Once Upon a Time is not only a rollicking story; it plays with the idea of storytelling, and maybe Wilkins is making fun of his own career as a spinner of historical romances. Many of the characters take historical events and shape them into stories for their own purposes. The various crooks tell lies, and historical legends are twisted and interpreted in different ways. A notable character is a formidable female genealogist who researches family histories for rich Americans, and manipulates the historical facts to make the ancestors appropriately glamorous. The former Grand Duke now supports himself by writing detective stories that are more formulaic than the adventure that he himself is involved in. The most intriguing female character, Spicey, makes up stories about herself, and some of the characters explicitly compare their adventures to The Arabian Nights. The story of the girl who helped Edward VII becomes significant at various points in the present-day plot; it is open to different interpretations, with a  final explanation that is unexpected.

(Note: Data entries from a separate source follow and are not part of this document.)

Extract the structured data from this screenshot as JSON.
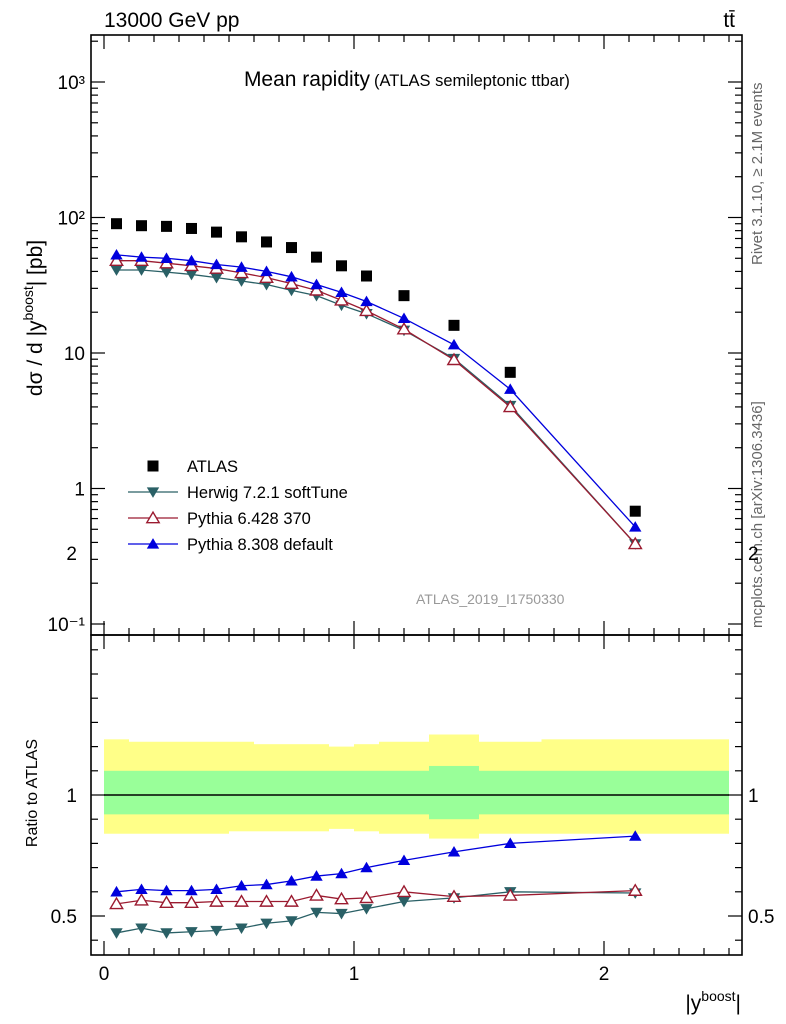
{
  "header": {
    "energy_label": "13000 GeV pp",
    "process_label": "tt̄"
  },
  "side_text": {
    "rivet": "Rivet 3.1.10, ≥ 2.1M events",
    "mcplots": "mcplots.cern.ch [arXiv:1306.3436]"
  },
  "chart_data": [
    {
      "type": "line",
      "title": "Mean rapidity",
      "subtitle": "(ATLAS semileptonic ttbar)",
      "ylabel": "dσ / d |y^boost| [pb]",
      "xlabel": "|y^boost|",
      "yscale": "log",
      "ylim": [
        0.08,
        2000
      ],
      "xlim": [
        -0.1,
        2.55
      ],
      "ytick_labels": [
        "10⁻¹",
        "1",
        "10",
        "10²",
        "10³"
      ],
      "watermark": "ATLAS_2019_I1750330",
      "legend_placement": "lower-left",
      "x": [
        0.05,
        0.15,
        0.25,
        0.35,
        0.45,
        0.55,
        0.65,
        0.75,
        0.85,
        0.95,
        1.05,
        1.2,
        1.4,
        1.625,
        2.125
      ],
      "series": [
        {
          "name": "ATLAS",
          "color": "#000000",
          "marker": "filled-square",
          "values": [
            90,
            87,
            86,
            83,
            78,
            72,
            66,
            60,
            51,
            44,
            37,
            26.5,
            16,
            7.2,
            0.68
          ]
        },
        {
          "name": "Herwig 7.2.1 softTune",
          "color": "#2a6066",
          "marker": "filled-triangle-down",
          "values": [
            41,
            41,
            39.5,
            38,
            36,
            34,
            32,
            29,
            26.5,
            22.5,
            19.5,
            14.7,
            9.1,
            4.1,
            0.39
          ]
        },
        {
          "name": "Pythia 6.428 370",
          "color": "#9b1b30",
          "marker": "open-triangle-up",
          "values": [
            48,
            48,
            46,
            44,
            42,
            39,
            36,
            32.5,
            29,
            24.5,
            20.5,
            15,
            8.9,
            4.0,
            0.39
          ]
        },
        {
          "name": "Pythia 8.308 default",
          "color": "#0000dd",
          "marker": "filled-triangle-up",
          "values": [
            53,
            51,
            50,
            48,
            45,
            43,
            40,
            36.5,
            32,
            28,
            24,
            18,
            11.5,
            5.4,
            0.52
          ]
        }
      ]
    },
    {
      "type": "line",
      "ylabel": "Ratio to ATLAS",
      "ylim": [
        0.38,
        2.3
      ],
      "x": [
        0.05,
        0.15,
        0.25,
        0.35,
        0.45,
        0.55,
        0.65,
        0.75,
        0.85,
        0.95,
        1.05,
        1.2,
        1.4,
        1.625,
        2.125
      ],
      "x_edges": [
        0,
        0.1,
        0.2,
        0.3,
        0.4,
        0.5,
        0.6,
        0.7,
        0.8,
        0.9,
        1.0,
        1.1,
        1.3,
        1.5,
        1.75,
        2.5
      ],
      "xtick_labels": [
        "0",
        "1",
        "2"
      ],
      "ytick_labels": [
        "0.5",
        "1",
        "2"
      ],
      "bands": {
        "inner_color": "#99ff99",
        "outer_color": "#ffff88",
        "inner_up": [
          1.1,
          1.1,
          1.1,
          1.1,
          1.1,
          1.1,
          1.1,
          1.1,
          1.1,
          1.1,
          1.1,
          1.1,
          1.12,
          1.1,
          1.1
        ],
        "inner_down": [
          0.92,
          0.92,
          0.92,
          0.92,
          0.92,
          0.92,
          0.92,
          0.92,
          0.92,
          0.92,
          0.92,
          0.92,
          0.9,
          0.92,
          0.92
        ],
        "outer_up": [
          1.23,
          1.22,
          1.22,
          1.22,
          1.22,
          1.22,
          1.21,
          1.21,
          1.21,
          1.2,
          1.21,
          1.22,
          1.25,
          1.22,
          1.23
        ],
        "outer_down": [
          0.84,
          0.84,
          0.84,
          0.84,
          0.84,
          0.85,
          0.85,
          0.85,
          0.85,
          0.86,
          0.85,
          0.84,
          0.82,
          0.84,
          0.84
        ]
      },
      "series": [
        {
          "name": "Herwig 7.2.1 softTune",
          "color": "#2a6066",
          "values": [
            0.43,
            0.45,
            0.43,
            0.435,
            0.44,
            0.45,
            0.47,
            0.48,
            0.515,
            0.51,
            0.53,
            0.56,
            0.575,
            0.6,
            0.595
          ]
        },
        {
          "name": "Pythia 6.428 370",
          "color": "#9b1b30",
          "values": [
            0.55,
            0.565,
            0.555,
            0.555,
            0.56,
            0.56,
            0.56,
            0.56,
            0.585,
            0.57,
            0.575,
            0.6,
            0.58,
            0.585,
            0.605
          ]
        },
        {
          "name": "Pythia 8.308 default",
          "color": "#0000dd",
          "values": [
            0.6,
            0.61,
            0.605,
            0.605,
            0.61,
            0.625,
            0.63,
            0.645,
            0.665,
            0.675,
            0.7,
            0.73,
            0.765,
            0.8,
            0.83
          ]
        }
      ]
    }
  ]
}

The male protagonist, Oliver, has lost his memory, and so has to piece his story and identity together. Even at the end of the book, there is not a complete explanation about what he had done during the five years of memory-loss. This is typical of the book, though, which leaves several loose ends dangling.

The book struck me as in some respects typical of 1949; the drabness of the postwar years is contrasted with a more glamorous past, as in forties fictions like Brideshead Revisited. The glamorous crook who runs rings round petty regulations is a forties figure with an appeal in the years of rationing  and controls. Sometimes the book reminded me of the Ealing comedies of the period.

By no means a great novel, but an entertaining adventure story.